Brad De long writes on this thread: "Yeah. During the two years that Moynihan had him hypnotized on domestic policy, Nixon wasn't bad..."
And he says on another note today: "Yes, if Davis is up by 5% among likely voters the weekend before election day, I'll vote for Hamburg.
But if Davis ain't up by 5%, I hope you'll be voting for Davis..."
Doyle I'm sure a lot of people feel like Brad in identifying with the Democratic party. I don't. I don't care if the demos lose elections any more. I'm sure there are people like Paul Henry Rosenberg who can find people like Paul Wellstone to vote for. However, as has been recently pointed out half of the country doesn't vote. Mostly and by far working class people. We need a working class party to put forward our interests. I'm glad Brad is here to make the case for staying in the democratic party as strongly as he can. It persuades no one here unless they were already entertaining those ideas. I don't care if Fong beats Boxer. All I care about is if my class gets enough strength to make the progress start happening for us. It won't happen in the demos. If they lose ground in the next election and the economy recesses because of Asia, working people will want an alternative, and they ain't going to blame the left for that loss. Let us give a good working class alternative to them. This debating grounds is where this fight is beginning. Go for it, let us make the working class proud and strong. Organize in whatever way is possible.

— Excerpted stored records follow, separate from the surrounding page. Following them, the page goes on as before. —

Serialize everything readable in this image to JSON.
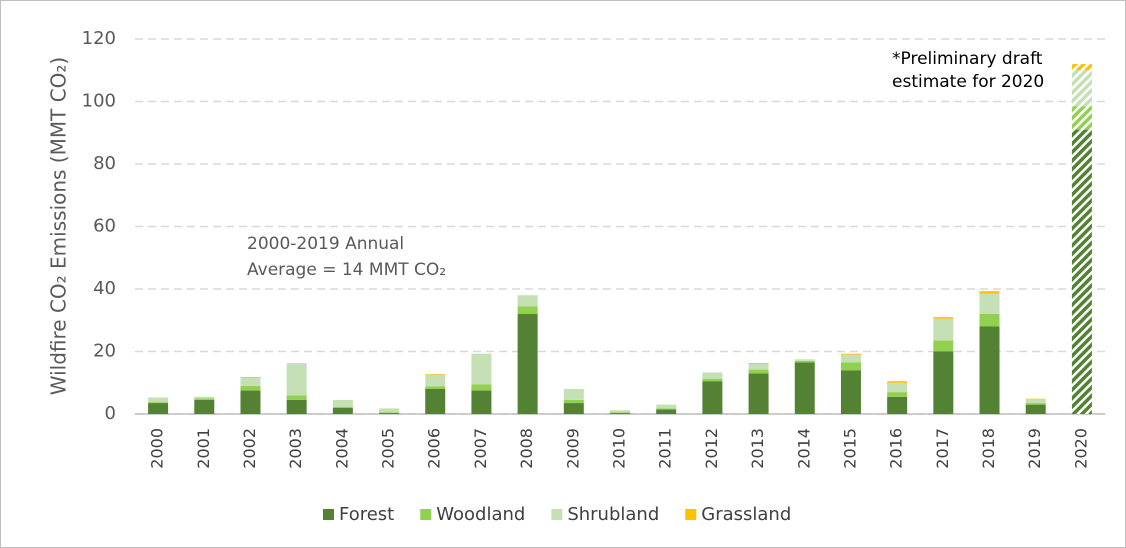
{
  "chart_data": {
    "type": "bar",
    "stacked": true,
    "y_label": "Wildfire CO₂ Emissions (MMT CO₂)",
    "annotations": [
      [
        "2000-2019 Annual",
        "Average = 14 MMT CO₂"
      ],
      [
        "*Preliminary draft",
        "estimate for 2020"
      ]
    ],
    "categories": [
      "2000",
      "2001",
      "2002",
      "2003",
      "2004",
      "2005",
      "2006",
      "2007",
      "2008",
      "2009",
      "2010",
      "2011",
      "2012",
      "2013",
      "2014",
      "2015",
      "2016",
      "2017",
      "2018",
      "2019",
      "2020"
    ],
    "hatched_categories": [
      "2020"
    ],
    "series": [
      {
        "name": "Forest",
        "color": "#548235",
        "values": [
          3.5,
          4.5,
          7.5,
          4.5,
          2,
          0.3,
          8,
          7.5,
          32,
          3.5,
          0.3,
          1.5,
          10.5,
          13,
          16.5,
          14,
          5.5,
          20,
          28,
          3,
          91
        ]
      },
      {
        "name": "Woodland",
        "color": "#92d050",
        "values": [
          0.3,
          0.5,
          1.5,
          1.5,
          0.3,
          0.2,
          0.8,
          2,
          2.5,
          1,
          0.2,
          0.3,
          0.8,
          1.2,
          0.5,
          2.5,
          1.5,
          3.5,
          4,
          0.5,
          7.5
        ]
      },
      {
        "name": "Shrubland",
        "color": "#c5e0b4",
        "values": [
          1.5,
          0.5,
          2.5,
          10,
          2.2,
          1.3,
          3.8,
          9.8,
          3.5,
          3.5,
          0.7,
          1.2,
          2,
          1.8,
          0.5,
          2.5,
          3,
          7,
          6.5,
          1.2,
          11.5
        ]
      },
      {
        "name": "Grassland",
        "color": "#ffc000",
        "values": [
          0,
          0,
          0.3,
          0.2,
          0,
          0,
          0.2,
          0,
          0,
          0,
          0,
          0,
          0,
          0.3,
          0,
          0.3,
          0.5,
          0.5,
          0.8,
          0.2,
          2
        ]
      }
    ],
    "ylim": [
      0,
      120
    ],
    "yticks": [
      0,
      20,
      40,
      60,
      80,
      100,
      120
    ],
    "grid": true,
    "legend": "bottom"
  }
}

Brad, I think it is interesting indeed that you would vote for a green if you thought it were possible. That is opportunism as a voter. It shows even you have lost your compass as a demo. How soon before you make the transfer? I think not long after the economy gets bad. We just lack the strategic, and long term aims of an organization independent of the demos to make that happen. That is crucial. I don't think the current atmosphere impedes an political alternative at all. I don't feel pissed at you Brad as I have in the past. I can see the reality, and I hope my side prevails. Sometimes, in that process of making a serious break it will be that a lot of wavering happens over many months and years. That signals how out of kilter the situation is. Whatever the demos try I don't think they can offer any way to appease voters, because Clinton himself has poisoned the well for standard issue demo "centrism". Those halycon days of Clinton yore require a "good" economy. Let the moralizing Repubs gain hold, and their moral system will crumble away as the economy reveals how really tailored their ideas are for working people. Let them take the blame for the bad economic decisions. They want it, and yet they don't. That is why Clinton serves their needs. We (I mean the little sliver of progressives who might possibly decide these things) vote in the demos, and we get blamed for bad times. Let the conservatives justify unemployment. Etc.